Another of Business China’s objectives is to nurture an inclusive bilingual and bicultural group of Singaporeans so as to sustain our multi-cultural heritage. And young Singaporeans are crucial in fulfilling this purpose. One of the three categories in the Business China Awards is the Young Achiever Award, which was created specifically for the up and coming new force in maintaining close relations between the two countries. As Tin Pei Ling, CEO of Business China, noted, nurturing “Singapore-China-savvy” youths is a key priority.
Tin Pei Ling has also observed that young Singaporeans appear to have a polarised knowledge of China: while some mistakenly assume that the achievements and glamour of China’s top tier cities are representative of the entire country, others are still stuck with the old impression of how China was before its digital economy took off. Hence Business China has focused on providing immersive learning opportunities for Singaporean youths over the years, in the hope that Singaporean youths will experience local customs, social and business cultures for themselves through living in China.

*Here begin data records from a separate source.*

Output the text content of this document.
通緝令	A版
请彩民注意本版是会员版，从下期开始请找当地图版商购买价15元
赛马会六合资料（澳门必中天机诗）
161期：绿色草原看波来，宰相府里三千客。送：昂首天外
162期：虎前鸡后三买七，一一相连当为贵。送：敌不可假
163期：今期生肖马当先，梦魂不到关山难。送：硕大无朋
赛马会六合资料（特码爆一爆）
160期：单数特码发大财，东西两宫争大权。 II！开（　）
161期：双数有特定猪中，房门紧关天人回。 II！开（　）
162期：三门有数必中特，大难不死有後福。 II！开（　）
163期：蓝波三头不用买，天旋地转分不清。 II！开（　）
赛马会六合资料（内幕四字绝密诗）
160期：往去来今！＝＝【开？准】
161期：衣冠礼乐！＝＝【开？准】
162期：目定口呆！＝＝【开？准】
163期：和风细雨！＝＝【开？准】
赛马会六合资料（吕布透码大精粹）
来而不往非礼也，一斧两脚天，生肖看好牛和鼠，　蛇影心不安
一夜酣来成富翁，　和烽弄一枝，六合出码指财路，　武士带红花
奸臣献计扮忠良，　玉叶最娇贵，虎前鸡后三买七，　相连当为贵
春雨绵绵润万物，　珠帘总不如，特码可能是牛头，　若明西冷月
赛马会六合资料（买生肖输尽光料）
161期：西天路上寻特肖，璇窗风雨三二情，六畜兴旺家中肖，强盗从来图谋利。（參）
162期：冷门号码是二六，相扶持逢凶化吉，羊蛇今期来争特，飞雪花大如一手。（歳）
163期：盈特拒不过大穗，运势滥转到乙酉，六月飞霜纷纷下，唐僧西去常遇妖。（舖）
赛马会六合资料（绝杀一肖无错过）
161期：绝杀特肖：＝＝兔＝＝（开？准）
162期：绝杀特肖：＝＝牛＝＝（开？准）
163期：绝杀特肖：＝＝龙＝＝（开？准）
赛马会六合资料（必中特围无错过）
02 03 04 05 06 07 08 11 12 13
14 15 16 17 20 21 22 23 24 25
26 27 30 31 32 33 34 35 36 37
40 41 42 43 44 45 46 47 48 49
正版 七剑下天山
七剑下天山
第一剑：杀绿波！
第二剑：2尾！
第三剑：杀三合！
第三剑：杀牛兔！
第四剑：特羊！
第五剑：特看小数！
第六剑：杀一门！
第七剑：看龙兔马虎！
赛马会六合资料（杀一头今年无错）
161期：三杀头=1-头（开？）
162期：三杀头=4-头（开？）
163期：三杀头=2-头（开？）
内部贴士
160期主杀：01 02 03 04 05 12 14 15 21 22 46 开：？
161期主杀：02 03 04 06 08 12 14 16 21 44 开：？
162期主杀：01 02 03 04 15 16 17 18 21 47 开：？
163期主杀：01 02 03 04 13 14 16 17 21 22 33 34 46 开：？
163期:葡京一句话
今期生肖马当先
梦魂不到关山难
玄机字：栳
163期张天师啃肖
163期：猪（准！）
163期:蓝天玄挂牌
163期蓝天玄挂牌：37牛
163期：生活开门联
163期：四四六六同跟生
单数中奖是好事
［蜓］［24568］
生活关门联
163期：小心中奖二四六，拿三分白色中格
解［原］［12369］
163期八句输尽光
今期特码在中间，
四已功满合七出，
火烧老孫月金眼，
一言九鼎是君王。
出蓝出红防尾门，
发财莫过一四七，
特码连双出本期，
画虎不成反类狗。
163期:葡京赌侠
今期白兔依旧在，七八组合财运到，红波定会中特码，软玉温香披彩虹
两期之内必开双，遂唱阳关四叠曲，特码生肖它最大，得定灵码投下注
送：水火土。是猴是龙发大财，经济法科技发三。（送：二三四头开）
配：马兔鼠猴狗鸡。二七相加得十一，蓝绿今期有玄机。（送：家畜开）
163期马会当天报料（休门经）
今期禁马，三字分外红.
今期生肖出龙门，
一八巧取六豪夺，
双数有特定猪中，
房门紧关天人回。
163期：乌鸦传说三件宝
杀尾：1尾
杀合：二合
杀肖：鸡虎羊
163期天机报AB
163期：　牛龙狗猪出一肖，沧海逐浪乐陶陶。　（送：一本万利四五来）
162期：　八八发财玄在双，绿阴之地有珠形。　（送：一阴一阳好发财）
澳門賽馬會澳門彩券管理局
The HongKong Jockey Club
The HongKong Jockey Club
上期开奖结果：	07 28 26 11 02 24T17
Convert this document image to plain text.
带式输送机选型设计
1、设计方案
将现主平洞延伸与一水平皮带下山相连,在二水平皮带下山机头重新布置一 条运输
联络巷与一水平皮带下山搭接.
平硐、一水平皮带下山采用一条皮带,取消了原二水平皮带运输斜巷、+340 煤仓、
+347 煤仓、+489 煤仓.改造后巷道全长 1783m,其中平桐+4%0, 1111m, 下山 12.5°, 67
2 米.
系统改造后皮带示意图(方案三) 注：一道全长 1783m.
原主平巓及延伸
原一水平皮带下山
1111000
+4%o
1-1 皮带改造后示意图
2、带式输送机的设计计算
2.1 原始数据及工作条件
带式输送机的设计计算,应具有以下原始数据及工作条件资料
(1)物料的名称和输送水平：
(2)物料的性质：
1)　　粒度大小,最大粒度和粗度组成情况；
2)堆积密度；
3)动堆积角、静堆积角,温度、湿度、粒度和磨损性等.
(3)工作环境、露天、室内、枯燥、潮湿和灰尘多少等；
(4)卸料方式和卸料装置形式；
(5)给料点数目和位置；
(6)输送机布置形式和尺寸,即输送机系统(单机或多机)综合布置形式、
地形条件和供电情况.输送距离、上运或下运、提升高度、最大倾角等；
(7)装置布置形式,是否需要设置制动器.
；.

Playing a vital role in this is the Singapore-China Youth Interns Exchange Scheme (YES), spearheaded by the Ministry of Education and administered by Business China. Under the scheme, Singapore and China will send as many as 500 youths each year on internship exchanges for up to six months, thus providing these youths a valuable opportunity to forge a deeper understanding between the two countries. The internship scheme not only builds up a talent pipeline for companies of both countries, it is also a platform to enable the cultivation of lasting people-to-people ties.
As a formal arrangement between Singapore and China, YES would go a long way in further promoting bilateral relations in the years to come. In addition to YES, Tin Pei Ling shared that Business China is assembling a panel of entrepreneurs, opinion leaders, and well-known scholars from both Singapore and China for dialogues, seminars and other activities with youths to offer them the opportunity for engagement with business personalities and experts.